Krachtens artikel 9 van de gemeentelijke Parkeerverordening 2013 van de gemeente Amsterdam (verder: de Parkeerverordening) kan het College van B&W een bewonersvergunning verlenen aan de houder van een motorvoertuig die bewoner is van een zelfstandige woning, gelegen in een vergunning gebied, en een bewoner van die zelfstandige woning niet beschikt of kan beschikken over een stallingsplaats en/of een belanghebbendenparkeerplaats binnen de gemeente.

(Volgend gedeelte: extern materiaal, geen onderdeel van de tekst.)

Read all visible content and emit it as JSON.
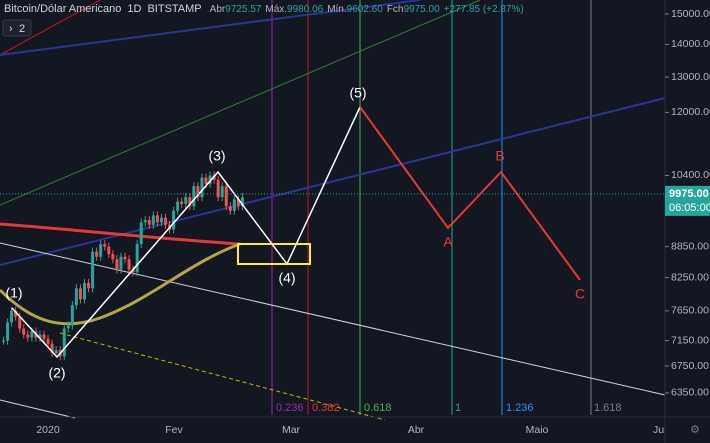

( e) Voor bewoners van de adressen van [appellanten] geldt op grond van de Parkeerverordening en het bijbehorende uitwerkingsbesluit een vergunningenplafond van nul. Dit betekent dat [appellanten] als bewoners geen aanspraak kunnen maken op een parkeervergunning. Het vergunningenplafond is voor de adressen van het project voor het eerst opgenomen in de op 2 november 2015 in werking getreden wijziging van het uitwerkingsbesluit parkeren stadsdeel Zuid 2014. Aanvankelijk werd aan enkele bewoners wel een parkeervergunning verleend (bijvoorbeeld omdat deze in een ander stadsdeel was verkregen en meegenomen kon worden), maar inmiddels zijn alle parkeervergunningen ingetrokken, met dien verstande dat [appellante sub 5] deze na een uitspraak van de Afdeling Rechtspraak van de Raad van State heeft teruggekregen, omdat haar eerdere parkeervergunning onrechtmatig was ingetrokken.
( f) De Alliantie was ten tijde van het sluiten van de onderhavige koopovereenkomsten ervan op de hoogte dat [appellanten] na invoering van voormeld gemeentelijk beleid als bewoners geen aanspraak zouden kunnen maken op een parkeervergunning.

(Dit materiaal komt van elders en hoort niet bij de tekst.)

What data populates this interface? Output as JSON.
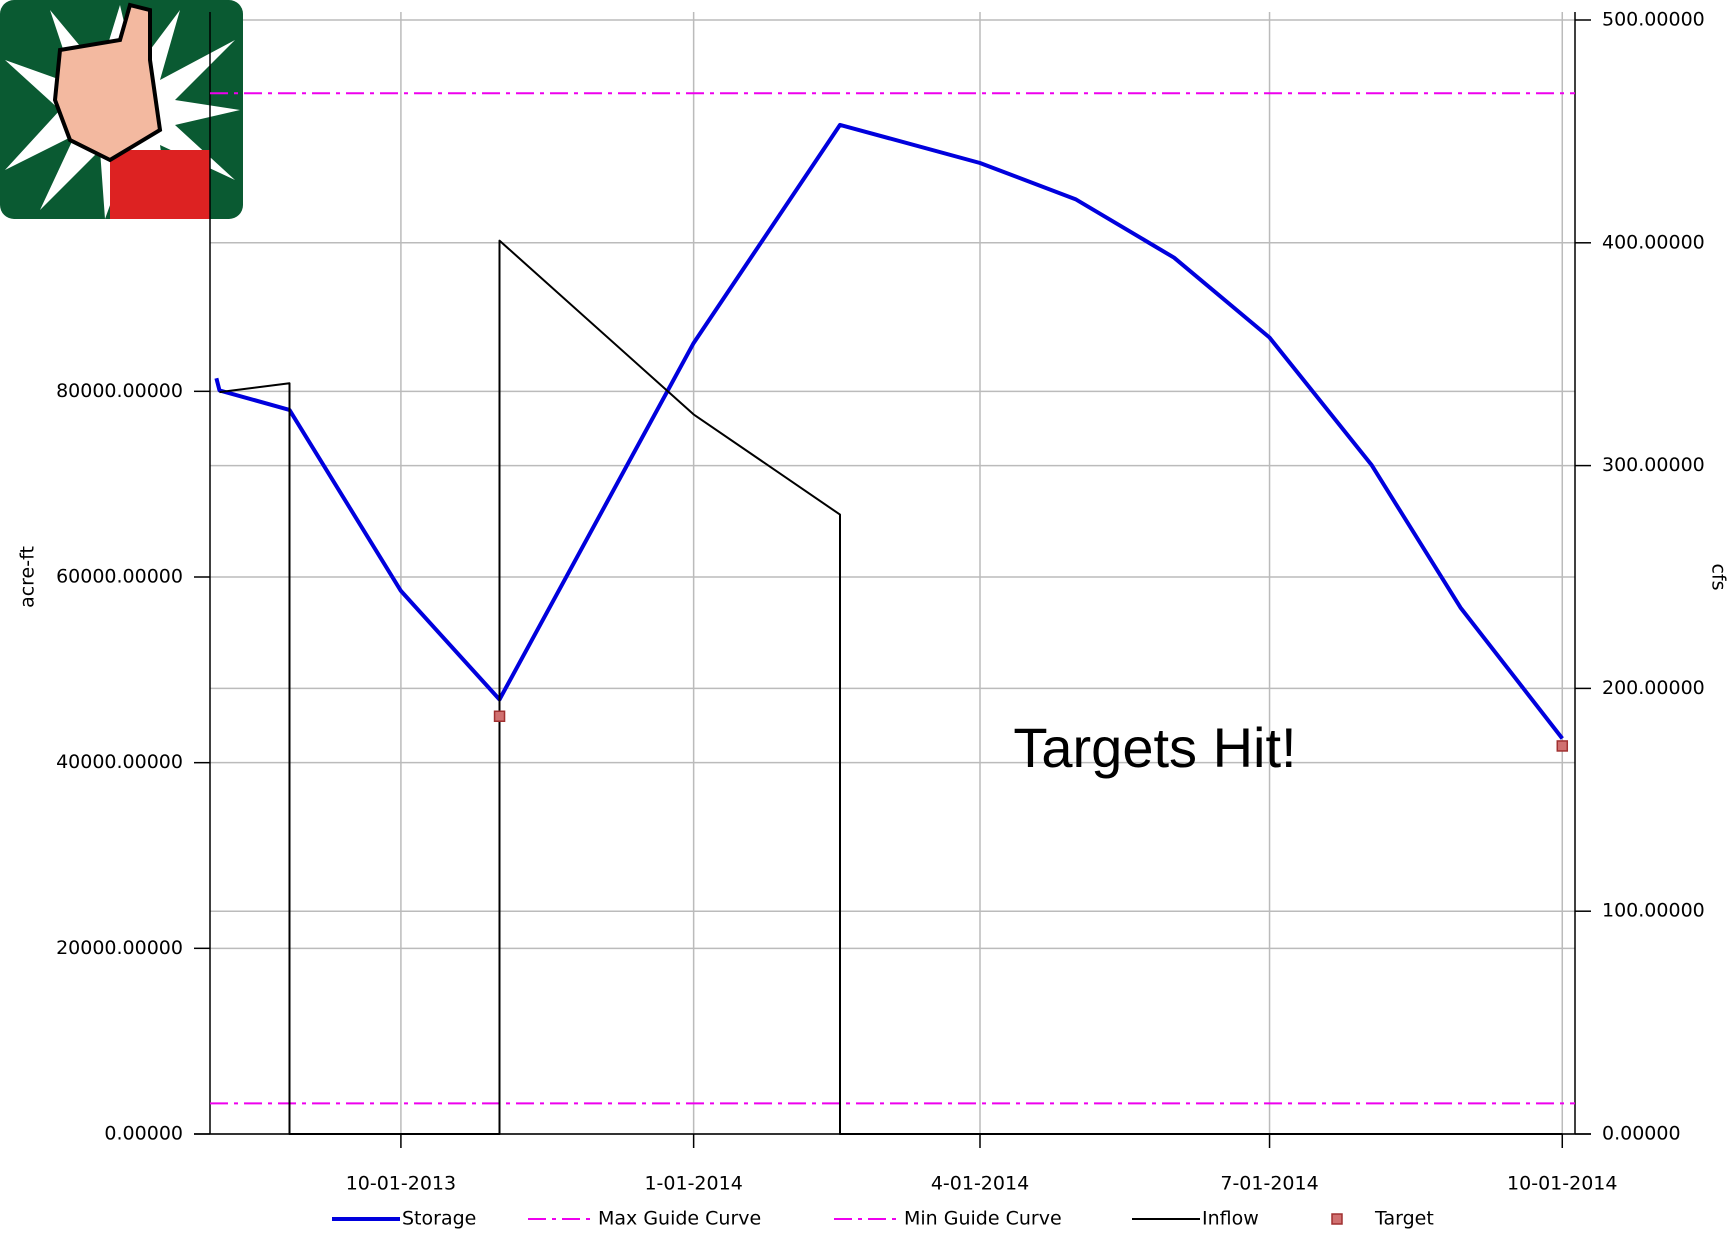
{
  "chart_data": {
    "type": "line",
    "annotation": "Targets Hit!",
    "ylabel": "acre-ft",
    "y2label": "cfs",
    "xlim": [
      "2013-08-02",
      "2014-10-05"
    ],
    "xticks": [
      {
        "value": "2013-10-01",
        "label": "10-01-2013"
      },
      {
        "value": "2014-01-01",
        "label": "1-01-2014"
      },
      {
        "value": "2014-04-01",
        "label": "4-01-2014"
      },
      {
        "value": "2014-07-01",
        "label": "7-01-2014"
      },
      {
        "value": "2014-10-01",
        "label": "10-01-2014"
      }
    ],
    "ylim": [
      0,
      120000
    ],
    "yticks": [
      {
        "value": 0,
        "label": "0.00000"
      },
      {
        "value": 20000,
        "label": "20000.00000"
      },
      {
        "value": 40000,
        "label": "40000.00000"
      },
      {
        "value": 60000,
        "label": "60000.00000"
      },
      {
        "value": 80000,
        "label": "80000.00000"
      }
    ],
    "y2lim": [
      0,
      500
    ],
    "y2ticks": [
      {
        "value": 0,
        "label": "0.00000"
      },
      {
        "value": 100,
        "label": "100.00000"
      },
      {
        "value": 200,
        "label": "200.00000"
      },
      {
        "value": 300,
        "label": "300.00000"
      },
      {
        "value": 400,
        "label": "400.00000"
      },
      {
        "value": 500,
        "label": "500.00000"
      }
    ],
    "grid": true,
    "legend": "bottom",
    "series": [
      {
        "name": "Storage",
        "color": "#0000dd",
        "style": "solid",
        "width": 4,
        "x": [
          "2013-08-04",
          "2013-08-05",
          "2013-08-27",
          "2013-10-01",
          "2013-11-01",
          "2014-01-01",
          "2014-02-16",
          "2014-04-01",
          "2014-05-01",
          "2014-06-01",
          "2014-07-01",
          "2014-08-02",
          "2014-08-30",
          "2014-10-01"
        ],
        "values": [
          81400,
          80100,
          78000,
          58500,
          46800,
          85200,
          108700,
          104600,
          100700,
          94400,
          85800,
          72100,
          56700,
          42600
        ]
      },
      {
        "name": "Max Guide Curve",
        "color": "#ee00ee",
        "style": "dashdot",
        "width": 2,
        "x": [
          "2013-08-02",
          "2014-10-05"
        ],
        "values": [
          112100,
          112100
        ]
      },
      {
        "name": "Min Guide Curve",
        "color": "#ee00ee",
        "style": "dashdot",
        "width": 2,
        "x": [
          "2013-08-02",
          "2014-10-05"
        ],
        "values": [
          3300,
          3300
        ]
      },
      {
        "name": "Inflow",
        "color": "#000000",
        "style": "solid",
        "width": 2,
        "axis": "y2",
        "x": [
          "2013-08-05",
          "2013-08-27",
          "2013-08-27",
          "2013-11-01",
          "2013-11-01",
          "2014-01-01",
          "2014-02-16",
          "2014-02-16",
          "2014-10-01"
        ],
        "values": [
          333,
          337,
          0,
          0,
          401,
          323,
          278,
          0,
          0
        ]
      },
      {
        "name": "Target",
        "color": "#d07070",
        "style": "markers",
        "x": [
          "2013-11-01",
          "2014-10-01"
        ],
        "values": [
          45000,
          41800
        ]
      }
    ]
  }
}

( g) Bij brief van hun toenmalige advocaat aan De Alliantie van 11 april 2016 hebben [appellanten] zich beroepen op non-conformiteit van de appartementen vanwege de onmogelijkheid een parkeervergunning te verkrijgen en De Alliantie aansprakelijk gesteld voor de door hen als gevolg daarvan geleden en te lijden schade. De Alliantie heeft zich bij brief van 4 mei 2016 onder verwijzing naar het bepaalde in art. 7:23 BW op het standpunt gesteld dat [appellanten] te laat over de door hen gestelde non-conformiteit hebben geklaagd. Hierna heeft verdere correspondentie plaatsgevonden.

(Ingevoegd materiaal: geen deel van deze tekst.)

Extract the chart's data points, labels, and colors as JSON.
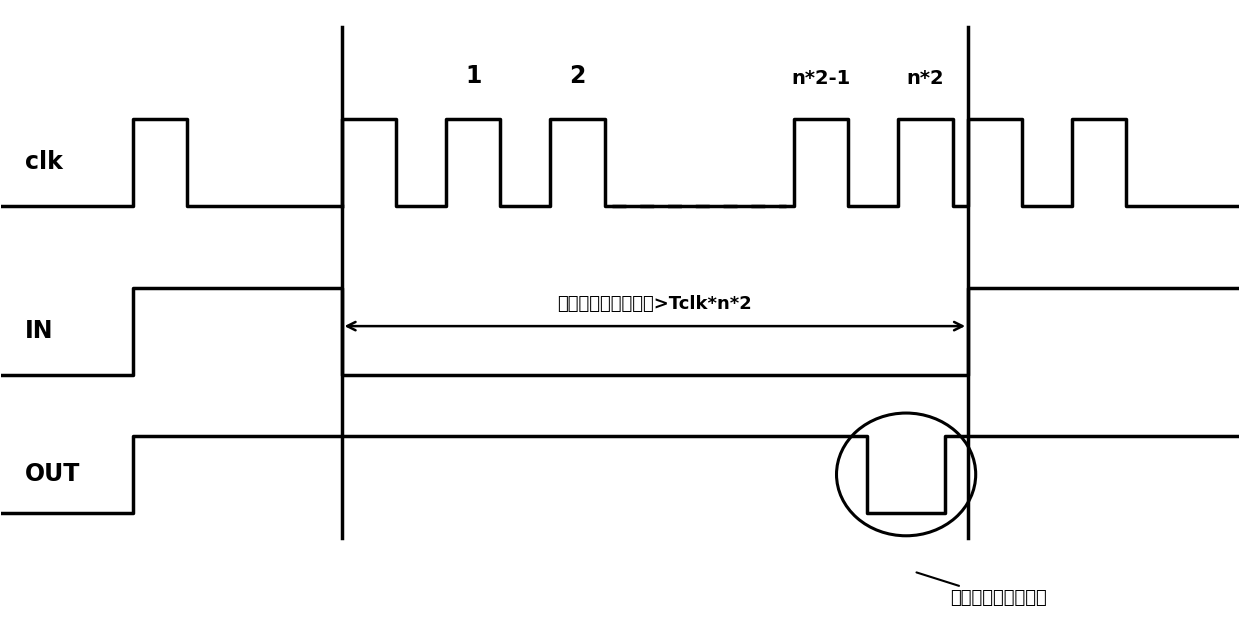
{
  "bg_color": "#ffffff",
  "line_color": "#000000",
  "line_width": 2.5,
  "fig_width": 12.4,
  "fig_height": 6.42,
  "dpi": 100,
  "arrow_text": "干扰信号低脉冲时间>Tclk*n*2",
  "annotation_text": "输出低电平复低脉冲",
  "clk_label": "clk",
  "in_label": "IN",
  "out_label": "OUT",
  "clk_label_1": "1",
  "clk_label_2": "2",
  "clk_label_n1": "n*2-1",
  "clk_label_n2": "n*2"
}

( h) In eerste aanleg vorderden [appellanten] een verklaring voor recht, primair, dat De Alliantie tekort is geschoten in de nakoming van de koopovereenkomsten ten aanzien van de appartementsrechten, subsidiair, dat De Alliantie onrechtmatig jegens hen heeft gehandeld, in beide gevallen met veroordeling van De Alliantie tot betaling van de door hen geleden schade, waaronder die wegens “de buitengerechtelijke kosten en de werkelijk gemaakte kosten voor juridische bijstand”, op te maken bij staat en met rente. Meer subsidiair vorderden [appellanten] een verklaring voor recht dat de koopovereenkomsten onder invloed van dwaling tot stand zijn gekomen, alsmede, in plaats van de vernietiging van de koopovereenkomsten, wijziging van de gevolgen door vermindering van de koopsom met een bedrag gelijk aan de waardevermindering ten gevolge van de dwaling, met veroordeling van De Alliantie tot betaling van dat bedrag, met rente. Ten slotte vorderden [appellanten] veroordeling van De Alliantie in de proceskosten, met rente. Bij het bestreden vonnis heeft de rechtbank de vorderingen van [appellanten] afgewezen en hen in de proceskosten verwezen.